Muchos escenarios viven nuestros ojos y recorren nuestros sentidos. El mundo entero es un teatro, diría William Shakespeare. Hoy, en la antesala del Día Mundial del Teatro, que ayer nos recordaba con su homenaje el nutrido grupo La Toga Teatro en un brillante y emotivo acto bajo la dirección de Marina Pérez Caballero, me quiero referir a ese «espacio que nos sirve para contemplar», qué es lo que significa en su origen griego el término «theatron», de donde nace el actual. El teatro, la mayor de todas las formas de arte en palabras de Oscar Wilde, nos conmueve, ilumina, incomoda, perturba, exalta, revela, provoca, transgrede. Es una conversación compartida con la sociedad, que secularmente ha sido menospreciado, referido a cómicos y gentuza, a escoria de mala ralea. El propio Buda prohibía a sus seguidores asistir a las representaciones teatrales. En la Roma imperial, los actores eran reclutados entre esclavos y reciben el nombre de «los infames».
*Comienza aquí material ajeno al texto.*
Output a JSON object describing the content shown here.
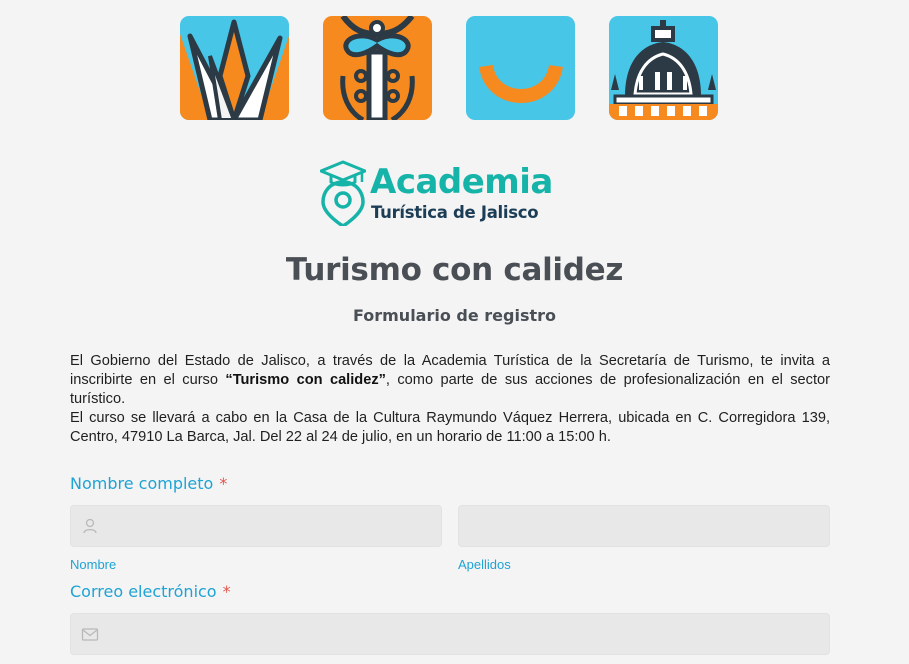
{
  "tiles": [
    {
      "icon": "agave-plant-icon",
      "bg": "#47c6e8",
      "accent": "#f68a1f"
    },
    {
      "icon": "charro-suit-icon",
      "bg": "#f68a1f",
      "accent": "#47c6e8"
    },
    {
      "icon": "smile-icon",
      "bg": "#47c6e8",
      "accent": "#f68a1f"
    },
    {
      "icon": "cathedral-dome-icon",
      "bg": "#47c6e8",
      "accent": "#f68a1f"
    }
  ],
  "logo": {
    "line1": "Academia",
    "line2": "Turística de Jalisco",
    "icon": "graduation-cap-pin-icon"
  },
  "header": {
    "title": "Turismo con calidez",
    "subtitle": "Formulario de registro"
  },
  "intro": {
    "p1_start": "El Gobierno del Estado de Jalisco, a través de la Academia Turística de la Secretaría de Turismo, te invita a inscribirte en el curso ",
    "p1_bold": "“Turismo con calidez”",
    "p1_end": ", como parte de sus acciones de profesionalización en el sector turístico.",
    "p2": "El curso se llevará a cabo en la Casa de la Cultura Raymundo Váquez Herrera, ubicada en C. Corregidora 139, Centro, 47910 La Barca, Jal. Del 22 al 24 de julio, en un horario de 11:00 a 15:00 h."
  },
  "form": {
    "name": {
      "label": "Nombre completo",
      "required_mark": "*",
      "first": {
        "value": "",
        "sublabel": "Nombre",
        "icon": "user-icon"
      },
      "last": {
        "value": "",
        "sublabel": "Apellidos"
      }
    },
    "email": {
      "label": "Correo electrónico",
      "required_mark": "*",
      "value": "",
      "icon": "envelope-icon"
    }
  },
  "colors": {
    "accent_blue": "#1fa3d4",
    "required_red": "#e5534b",
    "brand_teal": "#16b3a8",
    "brand_navy": "#1c3d56"
  }
}
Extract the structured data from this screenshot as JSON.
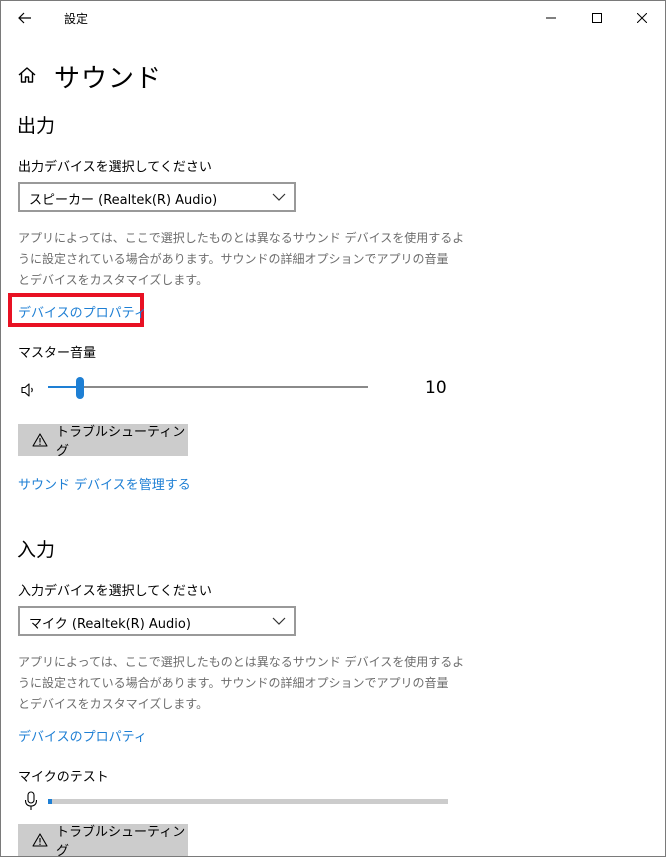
{
  "window": {
    "app_title": "設定",
    "page_title": "サウンド"
  },
  "output": {
    "section_title": "出力",
    "device_label": "出力デバイスを選択してください",
    "device_value": "スピーカー (Realtek(R) Audio)",
    "description_line1": "アプリによっては、ここで選択したものとは異なるサウンド デバイスを使用するよ",
    "description_line2": "うに設定されている場合があります。サウンドの詳細オプションでアプリの音量",
    "description_line3": "とデバイスをカスタマイズします。",
    "properties_link": "デバイスのプロパティ",
    "master_volume_label": "マスター音量",
    "volume_value": "10",
    "volume_percent": 10,
    "troubleshoot_label": "トラブルシューティング",
    "manage_devices_link": "サウンド デバイスを管理する"
  },
  "input": {
    "section_title": "入力",
    "device_label": "入力デバイスを選択してください",
    "device_value": "マイク (Realtek(R) Audio)",
    "description_line1": "アプリによっては、ここで選択したものとは異なるサウンド デバイスを使用するよ",
    "description_line2": "うに設定されている場合があります。サウンドの詳細オプションでアプリの音量",
    "description_line3": "とデバイスをカスタマイズします。",
    "properties_link": "デバイスのプロパティ",
    "mic_test_label": "マイクのテスト",
    "mic_level_percent": 1,
    "troubleshoot_label": "トラブルシューティング"
  },
  "colors": {
    "accent": "#1e7fd4",
    "highlight": "#e81123",
    "button_bg": "#cccccc",
    "description_text": "#6d6d6d"
  },
  "icons": {
    "back": "arrow-left-icon",
    "minimize": "minimize-icon",
    "maximize": "maximize-icon",
    "close": "close-icon",
    "home": "home-icon",
    "chevron": "chevron-down-icon",
    "volume": "speaker-icon",
    "warning": "warning-icon",
    "microphone": "microphone-icon"
  }
}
Al cristianismo también le costó admitir esta arte escénica. En su tratado Contra los espectáculos, el santo Cipriano proclamó que los actores eran hijos de satanás, y las actrices eran, nada menos, que prostitutas babilónicas. No fue el único. San Judas Crisóstomo llamó a los teatros «lugares de impudicia, escuelas de maldad, auditorios de la peste y colegios de lujuria». Incluso el Concilio de Nicea proclamó que «los actores y actrices, los gladiadores y los empresarios de espectáculos, los flautistas y citaristas, las danzarinas y cuantos sientan pasión por el teatro sean expulsados de la comunidad cristiana». Las autoridades francesas prohibieron a los actores de feria interpretar cualquier texto de la literatura nacional, y hasta instaron al mismo Moliere para que abandonara su oficio de actor como condición para entrar en la academia francesa. Incluso a los cómicos de la Inglaterra isabelina se les marcaba a fuego.

Sin embargo, el teatro es fuerte, resiste, sobrevive a todo, a las guerras, a las censuras, a la falta de dinero, y renace cada día de sus cenizas. No es sino una convención que hay que abolir incansablemente. Así es como sigue vivo. Desempeña una evidente función social. El teatro tiene una vida abundante que desafía el espacio y el tiempo, y las obras más contemporáneas se nutren de los siglos pasados, los repertorios más clásicos se hacen modernos cada vez que son subidos de nuevo a escena. El teatro nos traslada a cualquier espacio y tiempo. Y sobre todo, con sus personajes, nos sitúa ante el espejo de nuestro propio ser, mostrando las verdades sobre la vida y la sociedad, iluminando unas sombras que no siempre resultan amables. Como indicó el propio Arthur Miller, el teatro no puede desaparecer porque es el único arte donde la humanidad se enfrenta a sí misma.

El teatro nos acoge y nos protege, nos acaricia y nos estimula, entabla un diálogo con el espectador, espanta los odios y fomenta nuestra universalidad como seres humanos. De él, diría García Lorca, «es la poesía que se levanta del libro y se hace humana. Y al hacerse humana, habla y grita, llora y se desespera». Se levanta el telón. El público espera en el patio de butacas. A los actores les pellizca la emoción y el corazón acelera sus latidos mientras se desean «mucha mierda». Sin imposturas ni tomas falsas. ¡Viva el teatro!